How essential is it to put your food in bear boxes even if there aren’t any bears in the area? While bears can be a major concern, they’re not the only wild animals that pose a risk.
We see it all too often. Campers arrive after a long slog overs hills and rivers to finally reach home. In an effort to quench their thirst, they search for the water pump. As they rifle through their backpacks for a headlamp, snacks, granola bars, Ramen noodles, and gorp all spill onto the tent platform.
The scent of food from such a spill attracts local wildlife. As soon as the campers leave, mice, voles, gray jays, and squirrels follow the scent to feed on the scattered items. Resourceful creatures, they’ll even nibble little holes in the corner of nylon packs to get to the food.
Whether accidental or intentional, leaving food out for wildlife has become a problem.
We’ve all heard the saying “A fed bear is a dead bear.” But this ethos applies to all life in the animal kingdom. Fed animals aren’t as good foragers in the crucial winter months. When these foraging skills do not develop, animals become weaker and often end up succumbing to starvation or become prey. When we feed animals, it normalizes human contact and emboldens them to approach people. This habit can lead to deadly consequences.
Fed animals quickly realize that people mean food, not danger. Once conditioned to human food, animals will seek it out, creating conflicts with humans and putting them at risk of being killed to ensure public safety. In a larger context, we must remember that as recreationalists on public lands, we are guests: we should strive to leave these beautiful places wild and create as little impact as possible.
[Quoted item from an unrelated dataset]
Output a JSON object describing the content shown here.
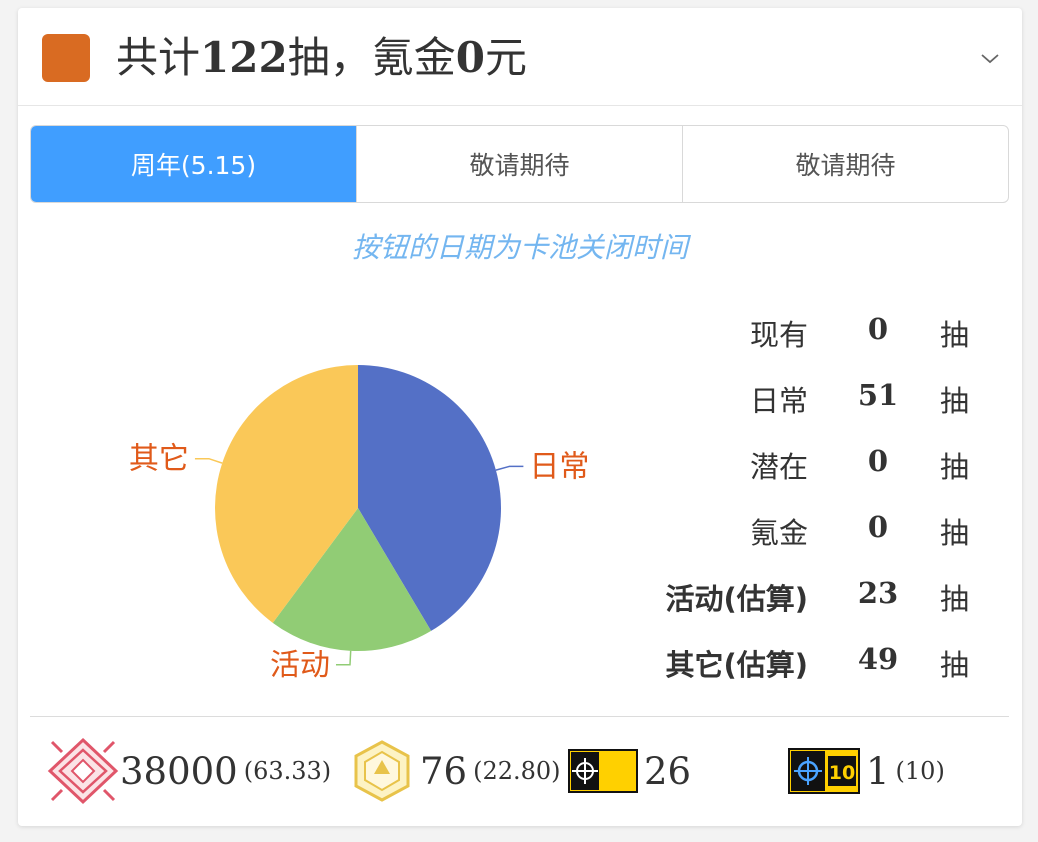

Today we’re experiencing an overpopulation of rodents for a variety of reasons. Climate change tops the list, as the harsh winters of the past, on average, have declined. The more severe conditions used to keep the smaller rodent populations in check. But this is no longer the case, and the populations have continued to grow.
Wildlife biologists have also noted an increase in seed production over the years, which is a main dietary component for many of these rodents. The abundance of seeds allows them to pack on extra pounds, contributing to their winter survival rate. These longer life cycles also allow for more breeding and more litters.
Once a mouse has gotten a delicious nibble they tend to hang around to see what else they might find. In shelters or platforms, this is concerning because of the risk of Hantavirus, which is contracted when people inhale remnants of mice feces or urine. The more food that is left in shelters, the higher the risk of infestation and infection.
At AMC backcountry campsites, we provide campers with food storage boxes that prevent these creatures from reaching food. We are excited to announce that a substantial grant from the Appalachian Trail Conservancy (with generous support from L.L. Bean Inc.) has allowed us to purchase another food storage box that will be placed at Guyot campsite. Without these boxes, our sites would be a hotbed for human-fed wildlife. Hanging your food properly in the White Mountains, especially at higher elevation, is nearly impossible. These boxes allow us to remain as guests in the woods, creating as little impact on our wild neighbors as possible.
Please remember to only share snacks with fellow human hikers and lock up your food properly when you’re not on the go. Happy trails!